Outer Banks finally dropped the trailer and premiere date for the final season.
And lowkey, the best part about it was a prison cell shot of the Pogues Redux that looks like they’re about to drop the most fire hip-hop album in ages.
Fitting, since we’re still pouring one out for JJ. I’m not still fuming sobbing about that, by the way. Nope.

It feels like the Pogues have hit their all-time low, and that’s saying something, given that all they’ve ever known since we’ve followed them has been the bottom.
Their rock bottom is never the bottom; there’s always a trapdoor, no escape route, and it’s endless as the ocean.
The Pogues could probably take on Lucifer himself in hell, and they still wouldn’t have hit their worst, no?
So we’re kicking off the final season under the bleakest of circumstances, with the Pogues essentially having no home to really go back to.
I’m pretty certain most of them are wanted for something or another; the entire town would have their heads on pikes when they get back.
The Blue Crown is gone, they’ve collected more enemies around the globe than Thanos did Infinity Stones, and we’re down one Pogue and up one hot psychopath.

The reality of what they face is already exhausting, and you can see it on everyone’s faces, never mind that they’re grieving the very heart of the Pogues.
But there’s no real time to grieve, and that’s one of many reasons why cutting a life short for shock value in the final moments of a penultimate season leaves a bad taste in the mouth.
It means we’ll have an entire season of the Pogues too deep in the thick of it to ever get to properly grieve or process anything. They’re running on adrenaline-and they force us to do the same.
There’s a claustrophobic quality in that, which is a bit narratively exhausting. We don’t actually get much time to mourn a poor orphan whose body their frenemy had to bury in the sands of a Moroccan desert.
It makes sense that we catch a glimpse of these children of the ocean, honoring their late friend at sea with a photo send-off à la Animal Kingdom.
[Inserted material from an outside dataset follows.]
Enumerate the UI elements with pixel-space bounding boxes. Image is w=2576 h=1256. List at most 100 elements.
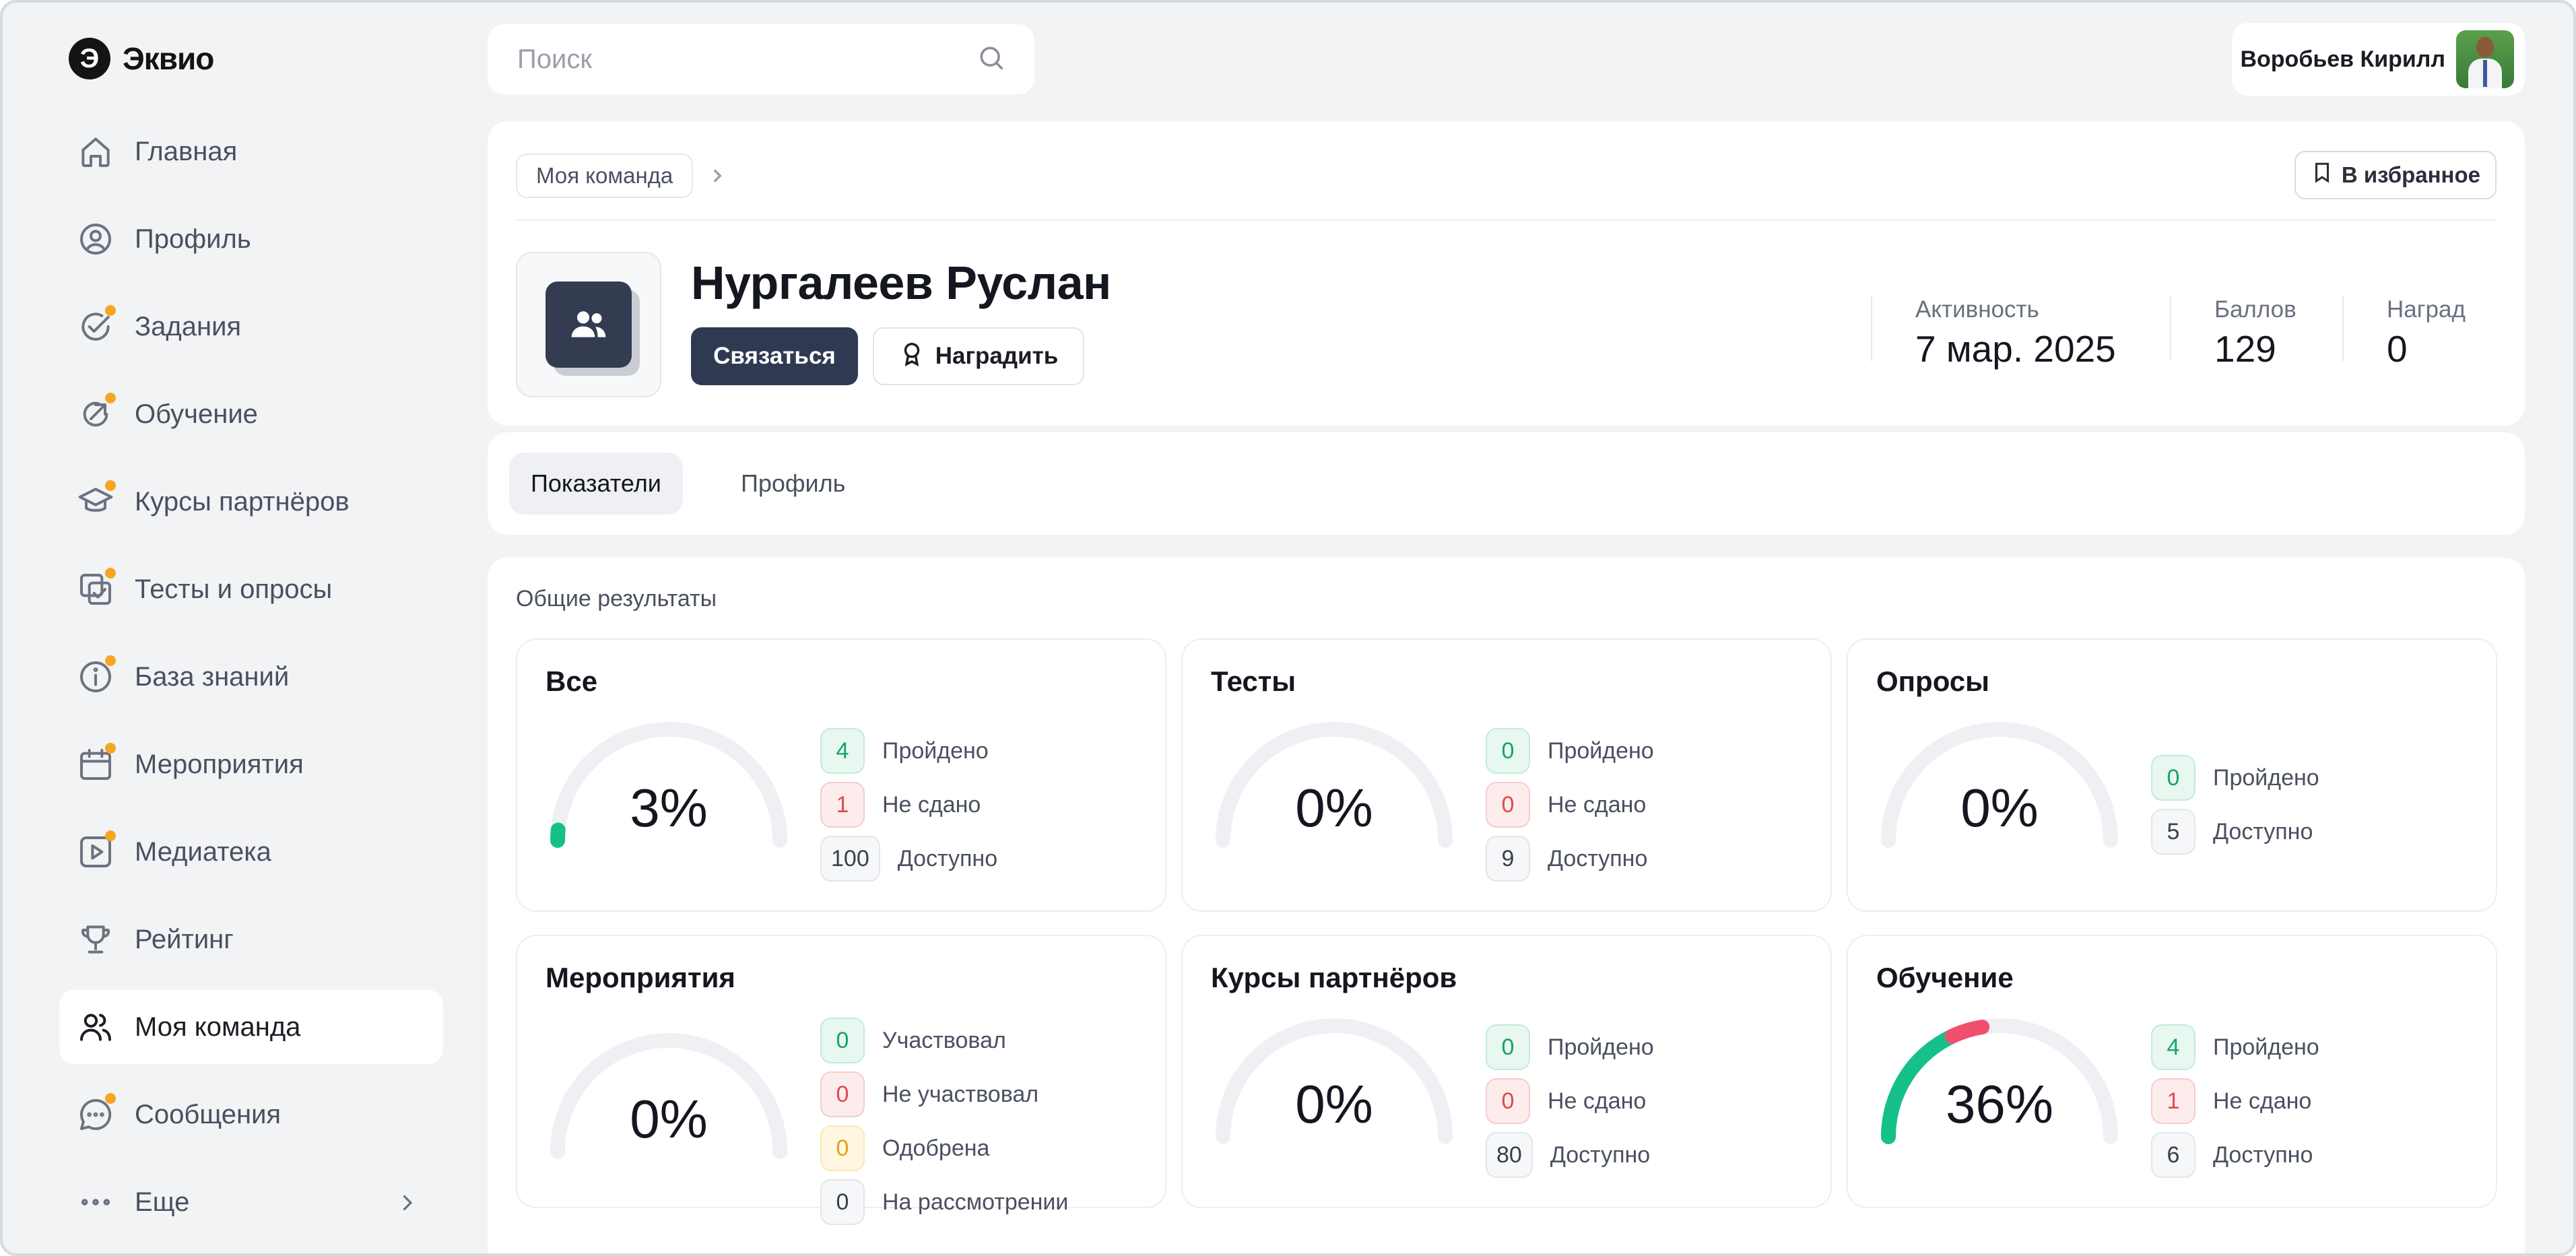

And it’s still a kick in the teeth that someone with a lifestyle like JJ’s, who had the odds against him in a way that felt so visceral and real, ends so tragically.
And only the Pogues will remember and honor him.
But this sets up a final season of revenge. Frankly, from the teaser we got, it doesn’t really seem like most of them are even up for that. In many ways, I can’t blame them. They’ve had one hell of a stretch of non-stop action and life-threatening antics.
They rolled the dice on a Choose Your Own Adventure one good time, and it’s whooped their collective asses since then.
The final season has so much ground to cover, and much of it hinges on avenging JJ, which means we’ll likely have Kiara taking center stage on this endeavor, and even as someone who shipped the pairing, it feels like more than Kiara can chew.
Kiara leading the charge on trying to take down Groff doesn’t assure the emotional punch that it likely should. But that’s probably because, for something this grand, JJ would typically be leading the charge.

John B feels so weary and muted during the teaser, and it’s kind of difficult to get hype when it seems like even their ringleader is “over it” and for good reason, he’s an expectant father.
Although with all the explosions, running, arrests, jetsetting, and more, without proper showers, food, or just a damn moment, I can’t even process a pregnant Sarah staying that way.
The teaser attempts to give us all the things we know to be quintessentially Outer Banks — we have action, explosions, quick teases of familiar faces (was that Barry with a shotgun?).
Clearly, they’re trying to course correct Cleo’s random lack of badassery last season with that shot of her blowing up the Twinkie.
That’s the moment that strikes me the most, not because it’s devastating to see a staple like John B’s trusty Twinkie going up in flames, but because I thought I would feel something seeing that.

It signals the end of this series, this journey, and Pogue’s life as we know it.
But that’s quietly more depressing than all of last season, which found the Pogues feeling more distant than ever, rewrites of important dynamics, like the brotherhood between all the guys, and sidelining of characters.
It feels like a move designed to MAKE us feel something, spark a tug of nostalgia that the show itself stopped earning a while ago.
The teaser trailer gives us a taste of what’s supposed to be familiar about Outer Banks, but there’s a disconnect, and it all feels strangely hollow.
All flash, high production, and bang but no heart.

And if it already feels like the trailer alone is coasting on our desire to see it through and our love for what Outer Banks was, more than what it is now, then maybe that’s why I can’t shake the skepticism about what the final season will deliver.
Skepticism over whether the final season can even deliver.
I’m not feeling the final season hype right now as much as I am a completionist. P4L is feeling more like an obligation than a rallying call.
Right now, I’m not passing the vibe check, but after watching the trailer, I’m curious if you are!
Outer Banks’ fifth and final season will stream in its entirety on Netflix on August 20.